Following Andy's reply, I also question why, if the cancer cells take 18-24 months to die of old age why is HT prescribed for 18 months - ie there may be some left that are still 'alive'? Is 24 months HT a safer 'bet' having got that far? I acknowledge the trade off between killing potential rogue cells and the side effects and complications of longer HT.
I think I've already passed my urology exams and am now embarking on the oncology ones!!!
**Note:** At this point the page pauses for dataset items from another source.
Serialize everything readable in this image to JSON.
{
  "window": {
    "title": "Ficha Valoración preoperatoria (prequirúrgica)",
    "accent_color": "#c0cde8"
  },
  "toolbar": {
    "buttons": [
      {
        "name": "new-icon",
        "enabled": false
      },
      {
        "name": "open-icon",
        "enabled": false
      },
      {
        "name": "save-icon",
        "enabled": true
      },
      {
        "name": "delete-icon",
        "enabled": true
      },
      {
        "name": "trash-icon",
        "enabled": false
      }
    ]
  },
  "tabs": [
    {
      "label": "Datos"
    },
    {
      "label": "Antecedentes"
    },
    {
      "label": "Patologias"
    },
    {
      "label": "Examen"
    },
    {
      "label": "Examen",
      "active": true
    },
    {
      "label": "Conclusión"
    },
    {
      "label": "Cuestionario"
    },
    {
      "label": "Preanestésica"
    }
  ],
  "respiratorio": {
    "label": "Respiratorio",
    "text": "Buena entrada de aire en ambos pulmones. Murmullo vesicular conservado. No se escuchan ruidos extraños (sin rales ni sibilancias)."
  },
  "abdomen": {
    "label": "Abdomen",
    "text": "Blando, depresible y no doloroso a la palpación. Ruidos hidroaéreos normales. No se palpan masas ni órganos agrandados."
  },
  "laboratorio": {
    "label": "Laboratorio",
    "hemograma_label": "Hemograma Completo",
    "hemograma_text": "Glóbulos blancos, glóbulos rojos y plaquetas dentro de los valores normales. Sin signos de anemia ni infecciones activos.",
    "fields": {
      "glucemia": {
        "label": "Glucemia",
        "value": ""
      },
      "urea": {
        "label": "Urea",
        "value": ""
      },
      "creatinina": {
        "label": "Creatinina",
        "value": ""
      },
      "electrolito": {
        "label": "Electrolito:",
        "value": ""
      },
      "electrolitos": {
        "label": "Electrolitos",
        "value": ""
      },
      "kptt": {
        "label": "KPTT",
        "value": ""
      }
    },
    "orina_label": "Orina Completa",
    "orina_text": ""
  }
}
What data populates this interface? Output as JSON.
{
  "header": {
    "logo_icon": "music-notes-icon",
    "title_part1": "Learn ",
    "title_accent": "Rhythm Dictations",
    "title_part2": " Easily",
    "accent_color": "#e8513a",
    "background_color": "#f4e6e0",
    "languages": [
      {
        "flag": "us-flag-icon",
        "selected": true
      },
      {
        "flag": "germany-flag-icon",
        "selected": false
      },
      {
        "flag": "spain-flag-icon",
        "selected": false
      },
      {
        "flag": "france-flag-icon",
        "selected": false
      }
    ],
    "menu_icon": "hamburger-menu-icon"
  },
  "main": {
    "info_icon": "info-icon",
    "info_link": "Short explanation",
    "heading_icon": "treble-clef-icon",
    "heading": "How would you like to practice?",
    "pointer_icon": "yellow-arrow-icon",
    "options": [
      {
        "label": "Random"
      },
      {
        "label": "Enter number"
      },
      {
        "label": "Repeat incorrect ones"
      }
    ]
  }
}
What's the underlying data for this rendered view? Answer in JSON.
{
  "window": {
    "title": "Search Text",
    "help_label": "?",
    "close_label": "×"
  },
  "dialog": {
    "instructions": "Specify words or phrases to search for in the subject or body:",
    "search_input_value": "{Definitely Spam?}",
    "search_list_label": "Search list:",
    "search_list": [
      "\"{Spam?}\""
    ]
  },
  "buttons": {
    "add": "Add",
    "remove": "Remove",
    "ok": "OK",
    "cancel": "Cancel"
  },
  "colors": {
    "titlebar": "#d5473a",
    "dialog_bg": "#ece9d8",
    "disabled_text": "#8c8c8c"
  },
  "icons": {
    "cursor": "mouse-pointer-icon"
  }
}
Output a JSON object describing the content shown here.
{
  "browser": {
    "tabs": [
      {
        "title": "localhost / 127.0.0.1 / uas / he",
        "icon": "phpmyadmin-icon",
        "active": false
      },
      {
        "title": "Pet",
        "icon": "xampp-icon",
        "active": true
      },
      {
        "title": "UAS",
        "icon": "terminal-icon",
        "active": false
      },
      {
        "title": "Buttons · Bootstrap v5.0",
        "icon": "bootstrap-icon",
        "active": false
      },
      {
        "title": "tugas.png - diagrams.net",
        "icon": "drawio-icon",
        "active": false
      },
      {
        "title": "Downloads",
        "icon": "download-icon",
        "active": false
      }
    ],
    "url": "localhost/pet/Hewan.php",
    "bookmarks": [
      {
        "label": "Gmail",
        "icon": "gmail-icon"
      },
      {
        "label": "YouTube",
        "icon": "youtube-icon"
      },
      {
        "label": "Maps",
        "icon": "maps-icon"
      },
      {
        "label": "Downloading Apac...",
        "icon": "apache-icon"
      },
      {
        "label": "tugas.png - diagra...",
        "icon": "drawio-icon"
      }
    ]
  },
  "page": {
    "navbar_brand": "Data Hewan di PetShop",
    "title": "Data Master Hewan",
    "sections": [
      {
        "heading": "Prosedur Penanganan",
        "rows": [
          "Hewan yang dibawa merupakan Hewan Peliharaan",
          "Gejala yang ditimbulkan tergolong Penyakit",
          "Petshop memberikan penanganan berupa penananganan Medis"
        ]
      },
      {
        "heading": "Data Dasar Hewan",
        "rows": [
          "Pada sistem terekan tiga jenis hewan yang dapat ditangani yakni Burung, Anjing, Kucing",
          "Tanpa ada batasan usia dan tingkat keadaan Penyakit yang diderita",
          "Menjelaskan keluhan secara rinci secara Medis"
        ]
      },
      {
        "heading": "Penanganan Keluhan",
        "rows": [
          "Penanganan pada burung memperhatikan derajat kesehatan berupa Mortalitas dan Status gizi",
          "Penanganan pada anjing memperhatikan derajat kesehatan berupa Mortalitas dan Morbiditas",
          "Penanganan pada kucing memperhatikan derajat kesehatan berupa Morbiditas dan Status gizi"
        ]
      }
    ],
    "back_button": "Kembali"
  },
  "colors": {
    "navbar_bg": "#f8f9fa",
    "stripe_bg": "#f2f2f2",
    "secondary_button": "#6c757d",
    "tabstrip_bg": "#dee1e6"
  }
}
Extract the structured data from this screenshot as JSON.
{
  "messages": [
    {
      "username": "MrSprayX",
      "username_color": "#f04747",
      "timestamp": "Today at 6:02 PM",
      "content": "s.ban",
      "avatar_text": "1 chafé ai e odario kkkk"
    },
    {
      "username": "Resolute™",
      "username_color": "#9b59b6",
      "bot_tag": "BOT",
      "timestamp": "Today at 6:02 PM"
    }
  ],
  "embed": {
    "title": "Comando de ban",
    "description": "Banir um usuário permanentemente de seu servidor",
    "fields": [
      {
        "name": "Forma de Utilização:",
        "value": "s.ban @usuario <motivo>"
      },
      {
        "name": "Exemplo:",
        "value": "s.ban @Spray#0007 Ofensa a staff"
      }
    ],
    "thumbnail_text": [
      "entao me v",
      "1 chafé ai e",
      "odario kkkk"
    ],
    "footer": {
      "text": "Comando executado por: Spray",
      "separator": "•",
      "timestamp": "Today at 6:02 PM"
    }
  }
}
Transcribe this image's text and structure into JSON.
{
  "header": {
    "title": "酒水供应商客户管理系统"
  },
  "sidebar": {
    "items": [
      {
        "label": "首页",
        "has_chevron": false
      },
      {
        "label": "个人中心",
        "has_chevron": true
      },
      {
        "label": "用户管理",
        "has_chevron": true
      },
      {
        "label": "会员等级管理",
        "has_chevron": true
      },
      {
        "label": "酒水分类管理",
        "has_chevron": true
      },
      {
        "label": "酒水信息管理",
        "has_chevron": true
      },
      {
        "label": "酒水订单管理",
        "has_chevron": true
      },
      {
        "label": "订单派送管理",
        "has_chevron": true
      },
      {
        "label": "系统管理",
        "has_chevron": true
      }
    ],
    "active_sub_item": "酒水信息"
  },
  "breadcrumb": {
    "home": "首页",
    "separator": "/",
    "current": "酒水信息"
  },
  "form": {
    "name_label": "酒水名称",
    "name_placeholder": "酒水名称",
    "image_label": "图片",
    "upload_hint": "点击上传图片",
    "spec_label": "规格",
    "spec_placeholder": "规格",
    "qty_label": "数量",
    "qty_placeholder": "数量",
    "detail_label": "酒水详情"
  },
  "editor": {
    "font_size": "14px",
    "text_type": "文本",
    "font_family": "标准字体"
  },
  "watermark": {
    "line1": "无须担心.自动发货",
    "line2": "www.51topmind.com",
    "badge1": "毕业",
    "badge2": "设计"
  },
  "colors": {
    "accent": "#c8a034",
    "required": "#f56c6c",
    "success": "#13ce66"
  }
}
Well Worriedwife, I am no expert and make no claims to be. First, I think that by it's very nature cancer is an uncontrolled and haphazard division of abnormal cells and as such is unpredictable. Second, although a lot is known a lot is still unknown and it is obvious that global treatments vary according to geography. From the little research that I have done it would seem that 24 to 36 months was standard across Europe and the UK but as radiation has improved significantly it seems that some now recommended 18 months. I have not encountered anything definitive but although my oncologist has said 24, I would be happier with 18 in the hope if retaining some of my manhood. No doubt Andy has a view :).
Rens
I was diagnosed in 2018 as T3A N0 M0 with a PSA of 15 and a Gleason score of 4+5=9. The Oncology Consultant told me at the time that I would be on HT for 24 months but at a later appointment, following my RT, that was revised to 36 months as they said cancer was more aggressive than they first thought. In 2020, at the start of lockdown, we moved to a new NHS trust in a new area and there was a lot of confusion with medical records getting lost somewhere in the ether. Towards the end of 2020 I received a letter from the new oncology department saying that I should stop HT immediately (after only 24 months) as that was "their policy". I wasn't 100% happy with that idea and contacted my original oncology nurse who remembered me (as we had rowed in regattas together) and he said that, as long as I was tolerating the HT well enough, he would recommend the full 36 months as the PC was a Gleason 9. I went with that and stayed on the Prostap for another year until my last injection in June 2021.
It seems to have worked as my PSA has been stable at 0.2 for a year now having risen from <0.1 during HT. Of course I'm pensive prior to each six-monthly PSA test, but so far so good. If everything stays as it is, I will move on to annual PSA tests in about two years time.